Pagina:Serao - La conquista di Roma.djvu/374

370 La Conquista di Roma


«Venite via, venite via,» ripetette lui, preso da un’angoscia di pentimento, volendo sottrarla allo spettacolo della folla.

Infatti, com’ella volgeva le spalle al panorama di Roma, il volto le si serenava e pareva che i pensieri prendessero un corso meno lugubre. La grande pace campestre del colle Pinciano, quella solitudine, quel primo fiato di primavera, quel dolcissimo pomeriggio fra il verde e il tepore dell’aria, quello sguardo innamorato e reverente con cui egli la circuiva, quella fedeltà con cui la seguiva, quel rispetto amoroso con cui le parlava, le facevano scordare l’urlìo, la gazzarra della città ammalata di carnevale, le facevano scordare che un altro mondo esistesse, oltre la campagna, oltre la primavera, oltre l’amore.

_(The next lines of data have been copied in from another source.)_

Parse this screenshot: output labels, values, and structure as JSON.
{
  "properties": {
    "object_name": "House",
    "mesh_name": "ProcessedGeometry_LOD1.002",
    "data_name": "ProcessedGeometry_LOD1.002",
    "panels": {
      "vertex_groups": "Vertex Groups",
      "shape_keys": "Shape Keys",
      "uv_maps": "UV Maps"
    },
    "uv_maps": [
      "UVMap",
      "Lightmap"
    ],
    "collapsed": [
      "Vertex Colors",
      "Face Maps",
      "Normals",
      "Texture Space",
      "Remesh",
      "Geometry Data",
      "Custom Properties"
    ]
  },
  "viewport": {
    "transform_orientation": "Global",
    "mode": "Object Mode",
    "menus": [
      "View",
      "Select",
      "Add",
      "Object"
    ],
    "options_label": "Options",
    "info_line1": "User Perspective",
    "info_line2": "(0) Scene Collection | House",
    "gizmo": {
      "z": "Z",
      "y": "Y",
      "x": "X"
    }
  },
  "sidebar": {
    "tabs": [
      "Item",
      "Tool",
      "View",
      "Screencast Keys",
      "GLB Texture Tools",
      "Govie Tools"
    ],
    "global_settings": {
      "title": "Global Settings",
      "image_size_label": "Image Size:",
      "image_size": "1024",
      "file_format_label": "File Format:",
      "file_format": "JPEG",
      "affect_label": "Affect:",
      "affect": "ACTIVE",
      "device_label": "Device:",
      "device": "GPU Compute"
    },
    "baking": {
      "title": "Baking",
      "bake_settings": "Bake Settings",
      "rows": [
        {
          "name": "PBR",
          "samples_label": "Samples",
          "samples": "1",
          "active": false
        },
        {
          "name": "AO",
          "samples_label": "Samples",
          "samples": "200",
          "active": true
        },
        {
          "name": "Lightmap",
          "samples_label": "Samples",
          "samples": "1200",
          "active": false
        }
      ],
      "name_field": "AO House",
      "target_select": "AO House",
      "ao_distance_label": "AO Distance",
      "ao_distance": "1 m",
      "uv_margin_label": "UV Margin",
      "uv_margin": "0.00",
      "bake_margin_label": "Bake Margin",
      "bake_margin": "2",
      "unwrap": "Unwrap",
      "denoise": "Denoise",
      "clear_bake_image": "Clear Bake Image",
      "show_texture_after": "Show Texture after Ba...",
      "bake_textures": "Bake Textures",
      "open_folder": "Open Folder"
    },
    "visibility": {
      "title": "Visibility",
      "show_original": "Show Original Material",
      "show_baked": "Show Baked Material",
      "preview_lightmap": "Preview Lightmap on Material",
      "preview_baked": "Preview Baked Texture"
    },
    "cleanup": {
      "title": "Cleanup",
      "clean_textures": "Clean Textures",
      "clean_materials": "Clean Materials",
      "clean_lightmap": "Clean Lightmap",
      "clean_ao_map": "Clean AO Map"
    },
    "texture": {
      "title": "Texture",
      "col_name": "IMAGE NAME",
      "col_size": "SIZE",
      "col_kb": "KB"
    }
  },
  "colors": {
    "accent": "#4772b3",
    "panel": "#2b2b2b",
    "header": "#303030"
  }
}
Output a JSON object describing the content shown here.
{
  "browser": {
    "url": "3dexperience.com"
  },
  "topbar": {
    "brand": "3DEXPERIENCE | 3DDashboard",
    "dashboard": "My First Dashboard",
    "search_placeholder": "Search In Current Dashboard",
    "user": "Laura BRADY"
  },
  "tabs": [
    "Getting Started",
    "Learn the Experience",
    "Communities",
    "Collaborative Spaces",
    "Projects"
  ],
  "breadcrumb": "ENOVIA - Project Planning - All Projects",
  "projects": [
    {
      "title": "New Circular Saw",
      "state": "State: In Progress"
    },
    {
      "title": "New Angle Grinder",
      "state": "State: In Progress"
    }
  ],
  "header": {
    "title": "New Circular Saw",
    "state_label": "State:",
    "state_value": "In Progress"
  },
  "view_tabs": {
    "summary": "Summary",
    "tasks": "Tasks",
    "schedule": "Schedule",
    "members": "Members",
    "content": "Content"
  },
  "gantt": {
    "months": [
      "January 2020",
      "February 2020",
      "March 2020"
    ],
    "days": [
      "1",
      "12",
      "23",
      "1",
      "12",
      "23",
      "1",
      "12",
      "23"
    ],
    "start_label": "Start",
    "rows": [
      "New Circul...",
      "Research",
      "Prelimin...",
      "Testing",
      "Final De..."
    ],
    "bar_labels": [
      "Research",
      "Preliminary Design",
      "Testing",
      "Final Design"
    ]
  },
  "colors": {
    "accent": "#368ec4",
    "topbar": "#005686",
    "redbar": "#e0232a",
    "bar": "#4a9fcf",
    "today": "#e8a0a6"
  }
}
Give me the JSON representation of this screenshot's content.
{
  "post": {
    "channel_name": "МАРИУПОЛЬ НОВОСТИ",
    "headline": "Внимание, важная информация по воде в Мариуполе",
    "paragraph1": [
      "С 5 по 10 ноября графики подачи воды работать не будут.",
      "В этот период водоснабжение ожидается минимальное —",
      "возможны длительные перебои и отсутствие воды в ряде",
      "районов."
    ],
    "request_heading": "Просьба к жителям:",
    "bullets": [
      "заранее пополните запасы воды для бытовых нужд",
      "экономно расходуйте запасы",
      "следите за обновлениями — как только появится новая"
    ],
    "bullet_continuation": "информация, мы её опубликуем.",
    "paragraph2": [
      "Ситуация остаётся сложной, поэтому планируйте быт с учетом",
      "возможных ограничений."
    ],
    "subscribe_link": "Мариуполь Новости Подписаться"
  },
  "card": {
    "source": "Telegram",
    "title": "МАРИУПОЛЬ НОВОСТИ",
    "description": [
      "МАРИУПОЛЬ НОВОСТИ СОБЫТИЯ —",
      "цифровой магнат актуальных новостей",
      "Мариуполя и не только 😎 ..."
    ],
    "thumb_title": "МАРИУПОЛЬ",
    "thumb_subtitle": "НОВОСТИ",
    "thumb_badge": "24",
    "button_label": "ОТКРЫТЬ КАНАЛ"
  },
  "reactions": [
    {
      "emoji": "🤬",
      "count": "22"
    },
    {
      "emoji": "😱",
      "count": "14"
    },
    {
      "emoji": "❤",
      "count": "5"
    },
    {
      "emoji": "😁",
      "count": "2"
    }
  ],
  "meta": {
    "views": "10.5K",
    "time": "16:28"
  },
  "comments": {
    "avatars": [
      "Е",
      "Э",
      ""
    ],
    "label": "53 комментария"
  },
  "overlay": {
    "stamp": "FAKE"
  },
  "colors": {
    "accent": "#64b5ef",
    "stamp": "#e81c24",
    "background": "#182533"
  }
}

Oh, egli bene intendeva che un poco di quell’anima era sua, che gli era pietosa in quell’ambiente deserto, fra le piante, le cadenti acque della fontana, l’orizzonte agreste e semplice: indovinava che quel poco di anima femminile gli sfuggiva, che quel cuore gli si chiudeva, appena il vasto e duro orizzonte cittadino se ne impossessava, appena la grande voce della folla saliva sino alle sue orecchie.